Recognising elegance in simplicity—though the push to preserve the conceit that the Earth was at the centre of the Universe, convoluted as it is, displays a lot of genius and endured, placating our egocentrism for fifteen hundred years. Contrary to appearances, Claudius Ptolemy of Alexandria, in contriving his model, even acknowledged himself in his introductory remarks that it would be far more straightforward if we orbited around the Sun.
Possibly astronomers and mathematicians of the time even derived a heliocentric arrangement, as a purely academic (if not heretical) pursuit. Insistence that the heavenly spheres must sweep out perfect circles—rather than degenerate ellipses, also was a major contributing factor in the overall refusal of the public and the scientific community to entertain any other sort of cosmology. Revolutionary as it was, the sun-centred solar system of Nicolaus Copernicus and Galileo Galilei and despite the hard slog for acceptance, though ostensibly still true and accurate enough (when it’s not rocket-science), did not reign long itself before being toppled by Johannes Kepler, whose keen perception of the motion of planets—as the expression of gravity—displaced the Sun too, realising that it is not our star that leads in the waltz of planets. The principle of Ockham’s Razor does usually hold and these animations certainly impart a lesson in perceptive and relation but I wonder what else we might not be seeing for our clouded biases.

Sunday, 10 January 2016

winterval or delogistics

It’s always a little sad to finally be packing up the Christmas decorations and decorously escorting the tree to the tree graveyard. We bid the ornaments a fond adieu until next year.
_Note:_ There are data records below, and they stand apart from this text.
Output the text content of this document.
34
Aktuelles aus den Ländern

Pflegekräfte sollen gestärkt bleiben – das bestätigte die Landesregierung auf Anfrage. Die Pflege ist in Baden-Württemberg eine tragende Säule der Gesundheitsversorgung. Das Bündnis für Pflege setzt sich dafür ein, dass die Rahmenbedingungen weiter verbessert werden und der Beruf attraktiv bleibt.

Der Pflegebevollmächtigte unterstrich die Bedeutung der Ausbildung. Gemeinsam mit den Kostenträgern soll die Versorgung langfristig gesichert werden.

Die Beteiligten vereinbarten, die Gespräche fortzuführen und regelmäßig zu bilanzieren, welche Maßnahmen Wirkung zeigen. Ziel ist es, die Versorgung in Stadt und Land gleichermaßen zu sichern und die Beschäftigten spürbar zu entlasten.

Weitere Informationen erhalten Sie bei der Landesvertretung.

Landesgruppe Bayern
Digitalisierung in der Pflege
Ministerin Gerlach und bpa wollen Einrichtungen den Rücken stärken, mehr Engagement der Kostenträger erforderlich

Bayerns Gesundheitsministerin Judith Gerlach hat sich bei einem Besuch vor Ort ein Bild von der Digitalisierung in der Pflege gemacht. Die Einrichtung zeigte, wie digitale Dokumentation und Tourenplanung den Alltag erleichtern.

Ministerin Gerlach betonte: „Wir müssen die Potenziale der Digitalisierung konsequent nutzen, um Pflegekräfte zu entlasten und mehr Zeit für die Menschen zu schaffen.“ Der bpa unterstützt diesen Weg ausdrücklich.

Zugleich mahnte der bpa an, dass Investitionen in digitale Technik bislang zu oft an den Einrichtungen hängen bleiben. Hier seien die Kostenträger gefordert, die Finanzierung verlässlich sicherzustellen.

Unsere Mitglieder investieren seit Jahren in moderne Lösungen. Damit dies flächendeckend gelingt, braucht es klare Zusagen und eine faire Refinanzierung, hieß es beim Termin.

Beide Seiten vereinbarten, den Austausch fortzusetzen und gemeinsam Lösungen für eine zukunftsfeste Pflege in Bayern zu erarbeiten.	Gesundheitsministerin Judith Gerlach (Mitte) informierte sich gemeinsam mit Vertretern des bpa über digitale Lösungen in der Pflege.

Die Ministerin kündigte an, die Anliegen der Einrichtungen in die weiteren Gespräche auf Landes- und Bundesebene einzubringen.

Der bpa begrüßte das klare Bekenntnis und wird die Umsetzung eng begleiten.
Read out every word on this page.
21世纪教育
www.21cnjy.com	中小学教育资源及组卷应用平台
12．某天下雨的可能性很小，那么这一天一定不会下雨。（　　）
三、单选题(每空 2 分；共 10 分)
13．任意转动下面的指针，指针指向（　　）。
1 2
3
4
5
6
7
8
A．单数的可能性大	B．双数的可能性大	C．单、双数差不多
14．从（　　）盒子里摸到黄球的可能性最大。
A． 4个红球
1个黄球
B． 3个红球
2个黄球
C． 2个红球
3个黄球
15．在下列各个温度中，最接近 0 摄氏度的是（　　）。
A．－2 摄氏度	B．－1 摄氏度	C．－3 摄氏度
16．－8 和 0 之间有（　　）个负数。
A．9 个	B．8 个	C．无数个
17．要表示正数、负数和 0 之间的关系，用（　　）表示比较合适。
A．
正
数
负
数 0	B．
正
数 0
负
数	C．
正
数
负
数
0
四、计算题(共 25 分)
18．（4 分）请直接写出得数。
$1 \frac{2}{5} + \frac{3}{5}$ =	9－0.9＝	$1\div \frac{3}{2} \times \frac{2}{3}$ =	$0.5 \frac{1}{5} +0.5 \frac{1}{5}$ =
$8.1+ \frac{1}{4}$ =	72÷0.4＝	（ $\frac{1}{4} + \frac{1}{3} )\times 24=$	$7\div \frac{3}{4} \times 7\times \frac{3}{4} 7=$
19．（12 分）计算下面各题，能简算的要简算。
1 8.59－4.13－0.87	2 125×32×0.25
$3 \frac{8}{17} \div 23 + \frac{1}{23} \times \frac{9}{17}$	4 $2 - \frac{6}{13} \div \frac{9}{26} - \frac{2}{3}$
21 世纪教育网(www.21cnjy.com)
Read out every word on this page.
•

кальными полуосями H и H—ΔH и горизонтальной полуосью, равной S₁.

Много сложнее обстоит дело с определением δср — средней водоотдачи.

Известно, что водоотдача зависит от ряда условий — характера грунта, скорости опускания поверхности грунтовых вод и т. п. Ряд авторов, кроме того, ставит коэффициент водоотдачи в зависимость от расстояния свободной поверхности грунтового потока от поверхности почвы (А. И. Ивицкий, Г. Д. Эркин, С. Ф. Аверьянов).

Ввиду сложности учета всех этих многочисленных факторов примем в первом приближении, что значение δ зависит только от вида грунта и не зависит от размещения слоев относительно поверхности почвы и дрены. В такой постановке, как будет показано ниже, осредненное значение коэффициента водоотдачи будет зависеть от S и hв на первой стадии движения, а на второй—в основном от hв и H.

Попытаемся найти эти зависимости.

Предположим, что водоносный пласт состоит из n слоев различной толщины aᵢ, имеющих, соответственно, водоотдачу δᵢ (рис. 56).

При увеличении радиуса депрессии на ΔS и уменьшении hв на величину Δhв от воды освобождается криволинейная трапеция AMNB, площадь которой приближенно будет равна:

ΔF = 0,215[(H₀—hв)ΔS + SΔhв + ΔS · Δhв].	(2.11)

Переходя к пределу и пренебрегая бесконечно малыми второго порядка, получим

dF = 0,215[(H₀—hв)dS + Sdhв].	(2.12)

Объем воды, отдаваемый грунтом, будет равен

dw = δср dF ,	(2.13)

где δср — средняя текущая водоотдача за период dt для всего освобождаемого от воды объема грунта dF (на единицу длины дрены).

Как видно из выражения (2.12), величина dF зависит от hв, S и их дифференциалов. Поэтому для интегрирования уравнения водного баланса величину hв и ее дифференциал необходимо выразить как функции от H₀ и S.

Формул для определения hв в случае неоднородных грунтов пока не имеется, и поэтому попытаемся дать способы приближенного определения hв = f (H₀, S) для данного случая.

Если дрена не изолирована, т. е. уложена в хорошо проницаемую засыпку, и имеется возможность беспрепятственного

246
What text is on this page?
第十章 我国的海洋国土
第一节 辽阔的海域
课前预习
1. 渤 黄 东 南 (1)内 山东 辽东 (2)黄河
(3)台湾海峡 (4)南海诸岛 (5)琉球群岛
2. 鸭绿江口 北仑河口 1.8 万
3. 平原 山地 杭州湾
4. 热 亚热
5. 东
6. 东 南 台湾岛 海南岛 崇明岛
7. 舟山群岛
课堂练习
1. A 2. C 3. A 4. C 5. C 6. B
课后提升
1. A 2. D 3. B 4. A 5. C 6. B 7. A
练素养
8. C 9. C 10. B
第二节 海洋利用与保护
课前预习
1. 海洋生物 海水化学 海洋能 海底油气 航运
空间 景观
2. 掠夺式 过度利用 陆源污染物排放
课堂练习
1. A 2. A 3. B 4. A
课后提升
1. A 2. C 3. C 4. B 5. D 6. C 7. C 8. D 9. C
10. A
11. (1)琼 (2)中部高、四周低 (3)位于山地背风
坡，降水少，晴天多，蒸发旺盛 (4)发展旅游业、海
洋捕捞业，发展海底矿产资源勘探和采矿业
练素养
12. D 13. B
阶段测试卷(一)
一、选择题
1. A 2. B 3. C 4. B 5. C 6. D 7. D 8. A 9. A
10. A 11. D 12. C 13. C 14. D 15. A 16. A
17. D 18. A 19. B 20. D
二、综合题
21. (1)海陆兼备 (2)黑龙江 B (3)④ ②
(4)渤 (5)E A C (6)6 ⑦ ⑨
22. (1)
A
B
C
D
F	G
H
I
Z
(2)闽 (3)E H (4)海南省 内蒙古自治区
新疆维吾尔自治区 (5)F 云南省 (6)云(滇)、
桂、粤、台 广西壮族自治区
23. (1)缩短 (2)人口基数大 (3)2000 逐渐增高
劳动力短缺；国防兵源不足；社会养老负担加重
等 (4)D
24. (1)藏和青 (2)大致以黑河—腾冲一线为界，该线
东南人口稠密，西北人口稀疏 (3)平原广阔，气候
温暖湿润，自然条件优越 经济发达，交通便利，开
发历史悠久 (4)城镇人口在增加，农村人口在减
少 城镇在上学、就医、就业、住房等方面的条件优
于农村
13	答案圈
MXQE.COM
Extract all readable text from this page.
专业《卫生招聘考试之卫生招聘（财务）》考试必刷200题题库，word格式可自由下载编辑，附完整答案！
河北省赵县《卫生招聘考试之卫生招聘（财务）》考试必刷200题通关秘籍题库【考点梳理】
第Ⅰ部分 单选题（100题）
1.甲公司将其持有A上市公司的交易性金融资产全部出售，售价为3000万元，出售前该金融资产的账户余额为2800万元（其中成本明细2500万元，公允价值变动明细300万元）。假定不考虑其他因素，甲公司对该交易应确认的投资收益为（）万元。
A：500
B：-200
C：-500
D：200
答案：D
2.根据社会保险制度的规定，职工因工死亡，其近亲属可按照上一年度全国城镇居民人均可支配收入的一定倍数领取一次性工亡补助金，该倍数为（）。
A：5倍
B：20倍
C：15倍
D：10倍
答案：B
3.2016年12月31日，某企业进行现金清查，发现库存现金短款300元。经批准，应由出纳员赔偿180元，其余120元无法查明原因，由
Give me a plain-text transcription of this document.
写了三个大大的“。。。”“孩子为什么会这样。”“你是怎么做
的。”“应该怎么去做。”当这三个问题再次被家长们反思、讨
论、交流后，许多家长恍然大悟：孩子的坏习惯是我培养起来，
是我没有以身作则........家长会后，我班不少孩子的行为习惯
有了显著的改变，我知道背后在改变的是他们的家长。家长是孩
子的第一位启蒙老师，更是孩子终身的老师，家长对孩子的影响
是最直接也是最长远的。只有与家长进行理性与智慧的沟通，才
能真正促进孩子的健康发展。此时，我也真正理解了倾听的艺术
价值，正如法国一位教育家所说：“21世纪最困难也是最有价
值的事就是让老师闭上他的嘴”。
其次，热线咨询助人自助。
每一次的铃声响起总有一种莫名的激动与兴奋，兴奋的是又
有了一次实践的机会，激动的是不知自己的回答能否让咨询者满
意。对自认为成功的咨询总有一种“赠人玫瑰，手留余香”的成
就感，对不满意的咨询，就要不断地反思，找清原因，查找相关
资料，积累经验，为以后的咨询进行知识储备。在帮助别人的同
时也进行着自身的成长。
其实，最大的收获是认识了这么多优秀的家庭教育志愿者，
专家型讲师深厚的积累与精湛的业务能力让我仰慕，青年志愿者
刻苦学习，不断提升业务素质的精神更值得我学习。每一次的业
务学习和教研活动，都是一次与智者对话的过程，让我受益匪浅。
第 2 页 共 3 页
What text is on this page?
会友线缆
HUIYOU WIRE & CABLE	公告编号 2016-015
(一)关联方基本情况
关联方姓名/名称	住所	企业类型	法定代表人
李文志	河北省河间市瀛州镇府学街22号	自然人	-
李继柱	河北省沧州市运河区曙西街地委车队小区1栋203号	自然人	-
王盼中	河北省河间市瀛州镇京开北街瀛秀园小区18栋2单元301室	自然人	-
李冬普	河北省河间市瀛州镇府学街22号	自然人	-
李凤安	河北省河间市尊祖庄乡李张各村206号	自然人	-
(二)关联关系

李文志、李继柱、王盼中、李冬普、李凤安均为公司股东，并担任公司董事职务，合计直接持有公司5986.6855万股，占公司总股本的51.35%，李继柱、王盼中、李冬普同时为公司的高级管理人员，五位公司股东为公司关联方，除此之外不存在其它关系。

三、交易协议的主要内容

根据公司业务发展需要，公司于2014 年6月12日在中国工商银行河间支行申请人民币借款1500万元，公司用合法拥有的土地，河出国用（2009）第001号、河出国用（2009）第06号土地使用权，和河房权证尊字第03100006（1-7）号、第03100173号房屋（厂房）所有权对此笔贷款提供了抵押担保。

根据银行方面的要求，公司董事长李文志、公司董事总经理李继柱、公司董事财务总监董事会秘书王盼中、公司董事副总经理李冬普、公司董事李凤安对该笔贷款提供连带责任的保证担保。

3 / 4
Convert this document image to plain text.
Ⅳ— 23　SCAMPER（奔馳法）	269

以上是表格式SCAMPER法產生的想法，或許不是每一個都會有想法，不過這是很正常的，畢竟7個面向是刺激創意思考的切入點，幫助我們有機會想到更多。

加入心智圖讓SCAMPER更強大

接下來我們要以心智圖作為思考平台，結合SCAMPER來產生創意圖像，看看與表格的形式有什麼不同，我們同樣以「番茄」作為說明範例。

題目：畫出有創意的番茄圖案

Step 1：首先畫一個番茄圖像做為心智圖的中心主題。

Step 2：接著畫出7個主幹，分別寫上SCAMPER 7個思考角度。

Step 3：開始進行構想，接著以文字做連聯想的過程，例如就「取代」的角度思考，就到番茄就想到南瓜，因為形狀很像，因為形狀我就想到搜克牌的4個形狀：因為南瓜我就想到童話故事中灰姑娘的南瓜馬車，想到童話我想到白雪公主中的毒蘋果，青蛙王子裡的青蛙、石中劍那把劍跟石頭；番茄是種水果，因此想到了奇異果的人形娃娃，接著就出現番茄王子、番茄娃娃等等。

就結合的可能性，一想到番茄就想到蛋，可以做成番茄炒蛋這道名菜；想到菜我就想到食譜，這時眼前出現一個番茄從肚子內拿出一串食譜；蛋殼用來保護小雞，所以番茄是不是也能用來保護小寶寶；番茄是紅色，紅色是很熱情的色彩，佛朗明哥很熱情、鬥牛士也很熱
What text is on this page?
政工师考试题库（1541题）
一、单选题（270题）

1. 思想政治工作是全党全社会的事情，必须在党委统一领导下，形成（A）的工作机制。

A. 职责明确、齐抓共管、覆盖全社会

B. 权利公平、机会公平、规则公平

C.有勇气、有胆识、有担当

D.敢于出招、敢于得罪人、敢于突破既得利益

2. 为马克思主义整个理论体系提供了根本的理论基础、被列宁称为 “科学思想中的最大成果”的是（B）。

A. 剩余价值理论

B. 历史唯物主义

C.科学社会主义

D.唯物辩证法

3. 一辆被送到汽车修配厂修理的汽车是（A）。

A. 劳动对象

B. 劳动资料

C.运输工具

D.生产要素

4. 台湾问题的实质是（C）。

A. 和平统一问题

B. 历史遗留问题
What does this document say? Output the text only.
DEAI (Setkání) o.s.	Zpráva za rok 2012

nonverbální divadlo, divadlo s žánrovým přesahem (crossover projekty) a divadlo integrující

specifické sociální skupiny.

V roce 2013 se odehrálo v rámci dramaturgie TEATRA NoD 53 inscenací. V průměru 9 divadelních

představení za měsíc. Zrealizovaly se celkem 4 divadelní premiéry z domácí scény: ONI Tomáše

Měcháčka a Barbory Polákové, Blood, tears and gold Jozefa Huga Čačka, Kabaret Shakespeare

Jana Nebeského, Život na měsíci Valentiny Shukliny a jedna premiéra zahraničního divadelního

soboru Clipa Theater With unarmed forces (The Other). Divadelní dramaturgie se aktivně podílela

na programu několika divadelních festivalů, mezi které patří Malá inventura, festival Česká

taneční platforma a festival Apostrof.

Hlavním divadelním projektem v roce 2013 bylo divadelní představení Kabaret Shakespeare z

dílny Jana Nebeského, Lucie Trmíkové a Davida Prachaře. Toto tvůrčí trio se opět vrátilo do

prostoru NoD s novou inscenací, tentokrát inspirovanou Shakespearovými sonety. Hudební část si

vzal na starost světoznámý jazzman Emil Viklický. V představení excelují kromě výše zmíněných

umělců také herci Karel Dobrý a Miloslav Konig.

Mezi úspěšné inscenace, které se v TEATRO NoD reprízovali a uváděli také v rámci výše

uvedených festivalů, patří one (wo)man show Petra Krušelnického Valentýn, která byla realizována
With all that science can give us, however, one would think that they at least could genetically engineer Angels’ Hair (tinsel) to mature in that tatty green basket grass in time for Easter—or the municipal Christmas tree to shed down to a ready Maypole.  Maybe that’s how it used to be done.

6x6

nxnw: striking storyboard illustrations for Alfred Hitchcock films, from Everlasting Blort

baby grand: enjoy the musical stylings of this virtuoso of the toy piano

minifig: get a LEGO head made in your likeness

chewie lewis and the news: clever series of Star Wars album cover remixes—Rebel Rebel is my favourite

barons of industry: an appreciation of the bold and post-modern artwork of Fortune magazine

allemande, promenade: dinosaurs probably performed elaborate mating-dances like birds do—it would be funny to see a tyrannosaurus hoedown

Saturday, 9 January 2016

sands of time

This wholly natural occurrence seems rather incredulous (especially if we were to encounter such a formation on Mars) but this “scratch circle” (Scharrkreise) happens when in windy wintertime a dry reed of dune grass is allowed to sweep out a perfect circle unimpeded, pivoting around its bent stalk.


tincture

Harvard University’s school of art conservation and restoration has amassed a formidable infirmary, medicine cabinet after medicine cabinet used to doctor and resuscitate faded works of art, in the form of a vast and unique collection of ancient and artisanal pigments from around the world. The public can visit this workshop and marvel and the chemistry of colour—an indispensable resource for revitalising damaged masterpieces with their true hues—and learn more about each sample’s provenance, like toxic green and the particular yellow derived from cows fed on an exclusive diet of mango leaves.

la mort et les statues

Correspondent Messy Nessy Chic documents, in a very well researched and composed article, the sad and little regarded fate of the avante garde statuary that peopled the avenues of Paris during the Third Republic.
With preservation of the many artful bronzes being the exception and not the rule, most were dismantled and melted down for scrap, lest the style or personages represented offend—or outright threaten—the occupying regime. The caretaker Vichy government of France was accused of giving into too many demands as it was, and of course the concessions that wartime France one did not solely hinge on removing controversial public art and did manage to avoid graver insult. The fact that this demolition was recorded and can be revisited presently, the figures still serve to represent all victims of war as all monuments and memorials do. Though of a vastly different character, these scenes parallel the time we visited the Citadel of Spandau to find a heap of displaced statues.

Friday, 8 January 2016

gestalting or pinky and the brain

Via the always engaging The Browser comes a fascinating investigation into the ethics of genetic experimentation and hybridisation. Such husbandry is just about marrying up the right DNA—which does present technical hurdles though brute technology is quick to obtain and accommodate pathways that are penitentially advantageous to humans as organ farms, a repository of spare-parts, but from some fronts bodes caution, lest these chimera achieve an animal-singularity.
Personally, I couldn’t say that there was some enduring uniqueness to modes of human consciousness that make us special or so horrifyingly privileged. Some ethically-minded individuals are expressing concern that a human mind trapped in a laboratory rat’s body (reading gestating as gestalting) would elicit outrage. I’d dare to submit that an unadulterated rat probably is thinking along those very lines without some imagined vital spark. What do you think? Perhaps humans ought to be spliced with some humanity.